Kabinet Merah Putih 2024-2029 baru saja diumumkan oleh Presiden Prabowo Subianto. 48 kementerian, 5 lembaga setingkat kementerian anggota kabinet. Total ada 109 menteri-dan-wakil-menteri yang akan segera dilantik. Ini adalah kabinet terbesar pasca era Bung Karno. Memang, dengan direvisinya UU Kementerian Negara, Prabowo (dan Presiden selanjutnya) punya hak menyusun kabinet sebesar (atau sekecil) apa pun.
Apakah ekspansi kabinet ini sekadar untuk mengakomodasi kepentingan politik Prabowo? Kalaupun iya, itu sah-sah saja. Itu haknya. Tapi Prabowo mesti bisa menunjukkan bahwa kabinetnya profesional. Karena, kalau ternyata kabinetnya tidak berkinerja, janji politiknya dalam Asta Cita bisa gagal diwujudkan.
Apa risiko kabinet berukuran XL atau malah XXL ini? Pertama,tak bisa segera beroperasi, apalagi berlari. Penataan ulang apalagi pembentukan K/L baru butuh waktu. Ingat masa lalu (pembentukan BRG, BRIN, BPIP, OIKN, dll.). Urusan SOTK, penggajian, aturan kerja, dll tak bisa seketika. Padahal Prabowo butuh kabinetnya segera bisa bekerja.
Kedua, tak mudah dikoordinasi. Kecenderungan K/L bekerja dengan ‘kacamata kuda’, fokus hanya pada sektornya (‘ego-sektoral’). Dengan 34 kementerian saja Presiden Joko Widodo berkali-kali mengeluhkan sulitnya koordinasi. Kini, dengan 48? Nampaknya tantangan Presiden Prabowo untuk koordinasi ini tidak akan mudah.
Ketiga, tidak efisien. Satu urusan/isu yang mestinya bisa ditangani secara cepat oleh satu-dua kementerian saja, kini akan butuh waktu dan sumber daya lebih banyak karena mesti ditangani lebih banyak kementerian. Ini belum lagi bicara soal keuangan dan pembiayaan kementerian, termasuk penggajian menteri, wakil menteri dan seluruh perangkatnya termasuk para staf khusus.
Dari sini saja kita bisa membayangkan, akibat obesitas ini, Kabinet Merah Putih tak kan segera bisa berkibar, takkan bisa segera berlari kencang. Pak Prabowo memang sudah mengumpulkan semua calon menteri dan wamen dalam pembekalan di Hambalang. Ini langkah yang bagus dan tepat.

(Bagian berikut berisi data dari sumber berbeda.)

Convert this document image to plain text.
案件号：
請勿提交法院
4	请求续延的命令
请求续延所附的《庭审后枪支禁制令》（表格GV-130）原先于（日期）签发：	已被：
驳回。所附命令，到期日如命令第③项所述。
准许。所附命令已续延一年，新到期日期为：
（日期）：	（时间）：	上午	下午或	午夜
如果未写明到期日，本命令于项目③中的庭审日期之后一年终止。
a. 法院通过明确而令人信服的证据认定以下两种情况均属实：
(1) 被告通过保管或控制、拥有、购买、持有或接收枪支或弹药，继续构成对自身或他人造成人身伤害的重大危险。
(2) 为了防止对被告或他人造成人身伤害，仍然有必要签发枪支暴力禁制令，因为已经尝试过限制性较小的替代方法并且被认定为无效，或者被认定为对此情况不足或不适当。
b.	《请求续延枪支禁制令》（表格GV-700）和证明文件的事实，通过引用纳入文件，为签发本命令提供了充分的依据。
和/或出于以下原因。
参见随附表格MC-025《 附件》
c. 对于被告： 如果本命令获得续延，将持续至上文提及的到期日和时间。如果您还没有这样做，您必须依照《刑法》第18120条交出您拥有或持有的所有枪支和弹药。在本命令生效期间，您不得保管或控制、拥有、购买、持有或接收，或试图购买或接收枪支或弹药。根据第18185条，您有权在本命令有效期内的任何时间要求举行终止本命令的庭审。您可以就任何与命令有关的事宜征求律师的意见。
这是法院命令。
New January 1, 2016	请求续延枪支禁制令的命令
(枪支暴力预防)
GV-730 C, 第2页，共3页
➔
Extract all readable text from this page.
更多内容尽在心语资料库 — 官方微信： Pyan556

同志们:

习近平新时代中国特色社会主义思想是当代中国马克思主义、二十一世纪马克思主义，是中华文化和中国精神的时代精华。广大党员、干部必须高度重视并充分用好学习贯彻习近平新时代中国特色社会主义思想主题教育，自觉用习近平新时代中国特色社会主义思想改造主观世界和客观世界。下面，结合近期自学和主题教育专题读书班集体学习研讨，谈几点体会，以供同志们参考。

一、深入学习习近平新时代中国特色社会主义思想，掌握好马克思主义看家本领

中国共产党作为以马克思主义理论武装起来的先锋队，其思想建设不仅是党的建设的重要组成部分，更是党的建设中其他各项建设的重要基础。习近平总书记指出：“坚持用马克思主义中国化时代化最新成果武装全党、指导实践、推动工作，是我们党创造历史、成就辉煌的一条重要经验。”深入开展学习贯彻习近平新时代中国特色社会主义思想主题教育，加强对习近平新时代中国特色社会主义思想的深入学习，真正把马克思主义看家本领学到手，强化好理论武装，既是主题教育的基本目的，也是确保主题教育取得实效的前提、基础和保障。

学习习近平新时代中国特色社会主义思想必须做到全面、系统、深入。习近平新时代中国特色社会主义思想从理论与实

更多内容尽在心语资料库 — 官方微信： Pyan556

Memang, semua menteri mesti punya visi yang sebangun dengan visi Presiden (dan sebenarnya akan lebih baik lagi jika juga diikat dengan kontrak kinerja). Tapi pembekalan saja tidak cukup. Karena, begitu sampai pada kerja konkret kementerian, kompleksitas persoalan yang dihadapi tidak seperti saat simulasi dalam pembekalan. Kerumitannya nyata, mulai dari soal teknis, administratif birokratis, hingga politis.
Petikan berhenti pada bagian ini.